Hope this helps and we can find a common way forward!
Also, does your fingerprint server have any type of authentication needed? (I don’t see any in the M2Sys docs)
This is down the road a bit…I think the patient identifier makes most sense when we are trying to associate the fingerprint identifier with the national fingerprint system or the Master Person Index. The HL7 v2 message we’re targeting for the MPI has a patient identifier domain in the PID section that we would want to use to push this identifier to the MPI. So, when a patient is registered in the clinic, we would create the PID section with the iSantePlus ID, the code national, the code ST and the BiometricID. We haven’t yet worked out the process of moving the template.
Yes, in our case we are building this out in a smaller wrapper application as well (in fact, I’ve put it in the same application, not sure if this is what I want long term or not). Basically, the idea is that any client that wishes to utilize the fingerprint scanner would need to be set up to run this small wrapper application (manually or as a service). This exposes a web service (just like the fingerprint server) with a few different endpoints. See the README here.

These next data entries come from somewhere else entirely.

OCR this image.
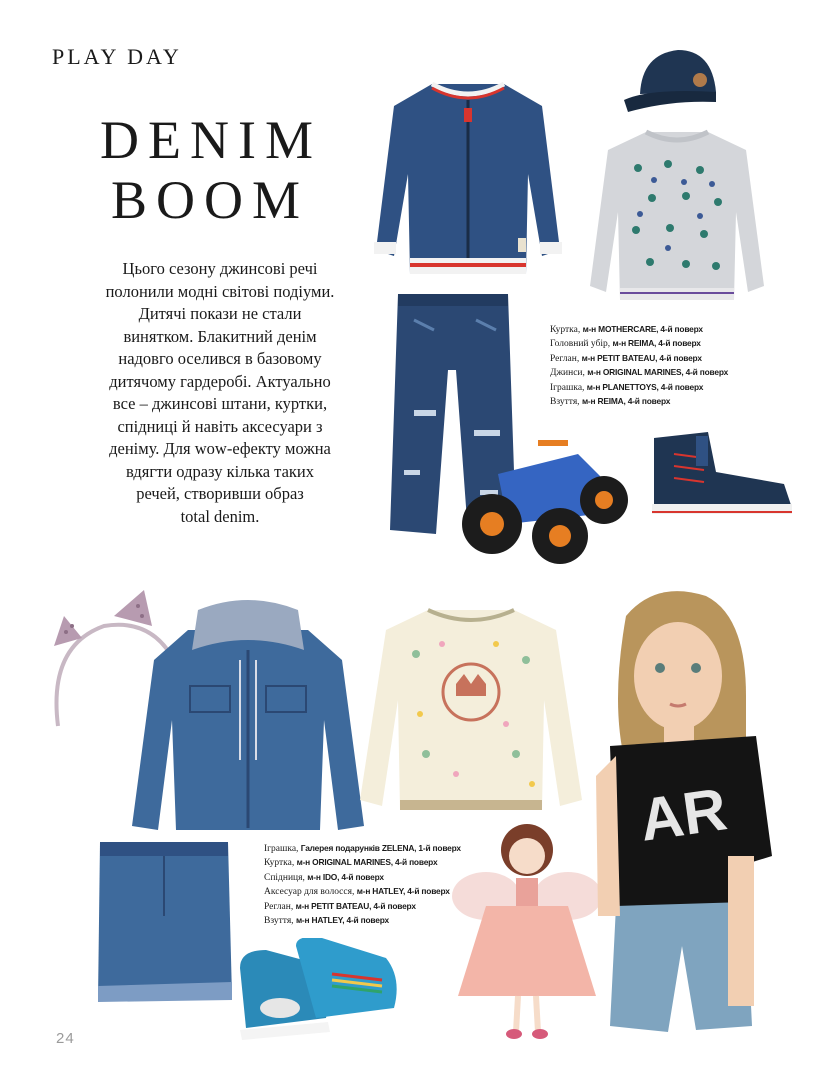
PLAY DAY
DENIM
BOOM
Цього сезону джинсові речі
полонили модні світові подіуми.
Дитячі покази не стали
винятком. Блакитний денім
надовго оселився в базовому
дитячому гардеробі. Актуально
все – джинсові штани, куртки,
спідниці й навіть аксесуари з
деніму. Для wow-ефекту можна
вдягти одразу кілька таких
речей, створивши образ
total denim.
Куртка, м-н MOTHERCARE, 4-й поверх
Головний убір, м-н REIMA, 4-й поверх
Реглан, м-н PETIT BATEAU, 4-й поверх
Джинси, м-н ORIGINAL MARINES, 4-й поверх
Іграшка, м-н PLANETTOYS, 4-й поверх
Взуття, м-н REIMA, 4-й поверх
Іграшка, Галерея подарунків ZELENA, 1-й поверх
Куртка, м-н ORIGINAL MARINES, 4-й поверх
Спідниця, м-н IDO, 4-й поверх
Аксесуар для волосся, м-н HATLEY, 4-й поверх
Реглан, м-н PETIT BATEAU, 4-й поверх
Взуття, м-н HATLEY, 4-й поверх
24
AR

Right, so basically we’d have a web service at “localhost” for the scanning operation, and a web service coming from the server for the matching/enrollment operations, and the widgets that we build into coreapps would need to hit these two different web services. This will require working out some CORS stuff, but should be doable.
I don’t think there is anything built into Neurotechnology, and I haven’t added anything to our wrapper application (yet), but this is something I was wondering about as well. We really just need a shared secret between the OpenMRS server and the fingerprint server, so I hope this will be relatively easy to add as needed in within our lightweight wrapper applications.

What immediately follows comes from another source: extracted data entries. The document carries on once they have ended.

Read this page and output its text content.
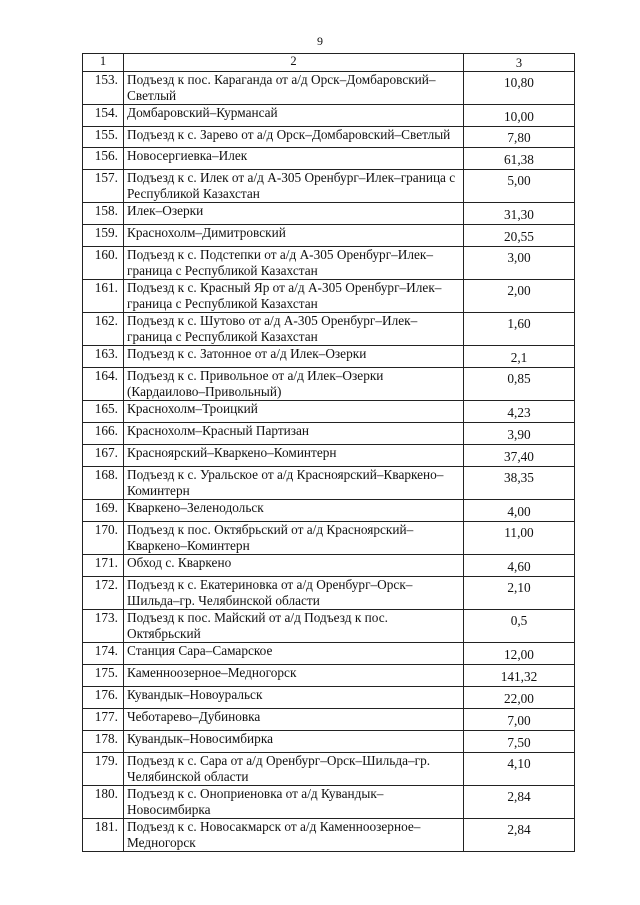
9
1	2	3
153.	Подъезд к пос. Караганда от а/д Орск–Домбаровский–Светлый	10,80
154.	Домбаровский–Курмансай	10,00
155.	Подъезд к с. Зарево от а/д Орск–Домбаровский–Светлый	7,80
156.	Новосергиевка–Илек	61,38
157.	Подъезд к с. Илек от а/д А-305 Оренбург–Илек–граница с Республикой Казахстан	5,00
158.	Илек–Озерки	31,30
159.	Краснохолм–Димитровский	20,55
160.	Подъезд к с. Подстепки от а/д А-305 Оренбург–Илек–граница с Республикой Казахстан	3,00
161.	Подъезд к с. Красный Яр от а/д А-305 Оренбург–Илек–граница с Республикой Казахстан	2,00
162.	Подъезд к с. Шутово от а/д А-305 Оренбург–Илек–граница с Республикой Казахстан	1,60
163.	Подъезд к с. Затонное от а/д Илек–Озерки	2,1
164.	Подъезд к с. Привольное от а/д Илек–Озерки (Кардаилово–Привольный)	0,85
165.	Краснохолм–Троицкий	4,23
166.	Краснохолм–Красный Партизан	3,90
167.	Красноярский–Кваркено–Коминтерн	37,40
168.	Подъезд к с. Уральское от а/д Красноярский–Кваркено–Коминтерн	38,35
169.	Кваркено–Зеленодольск	4,00
170.	Подъезд к пос. Октябрьский от а/д Красноярский–Кваркено–Коминтерн	11,00
171.	Обход с. Кваркено	4,60
172.	Подъезд к с. Екатериновка от а/д Оренбург–Орск–Шильда–гр. Челябинской области	2,10
173.	Подъезд к пос. Майский от а/д Подъезд к пос. Октябрьский	0,5
174.	Станция Сара–Самарское	12,00
175.	Каменноозерное–Медногорск	141,32
176.	Кувандык–Новоуральск	22,00
177.	Чеботарево–Дубиновка	7,00
178.	Кувандык–Новосимбирка	7,50
179.	Подъезд к с. Сара от а/д Оренбург–Орск–Шильда–гр. Челябинской области	4,10
180.	Подъезд к с. Оноприеновка от а/д Кувандык–Новосимбирка	2,84
181.	Подъезд к с. Новосакмарск от а/д Каменноозерное–Медногорск	2,84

The Neurotechnology VeriFinger SDK that we are using supports this. From a snippet of their documentation:
The Fingerprint BSS component allows conversion between Neurotechnology proprietary fingerprint templates, ISO/IEC 19794-2:2005 (/2011), ANSI/INCITS 378-2004 and ANSI/NIST-ITL templates
What I haven’t determined yet if is it makes sense for us to do a wholesale adoption of ISO as a format for all operations (scanning, matching, enrolling, etc), or if we should stick with the Neurotechnology proprietary format in general, and then convert to/from ISO as needed when use cases arise for needing to share fingerprint data externally. I have this as an open question we have yet to resolve. A few considerations:
I’ve read that using the internal proprietary format provides somewhat better performance, as it is optimized for the library
The components needed to convert to ISO may have additional licensing costs than would otherwise be necessary at the client-side. It might make more sense to minimize the licensing requirements at each scanning client, and instead do ISO conversion as needed at the server-side, as this might be more cost-effective.
I’d be interested in your thoughts and any experiences from the community as to these considerations.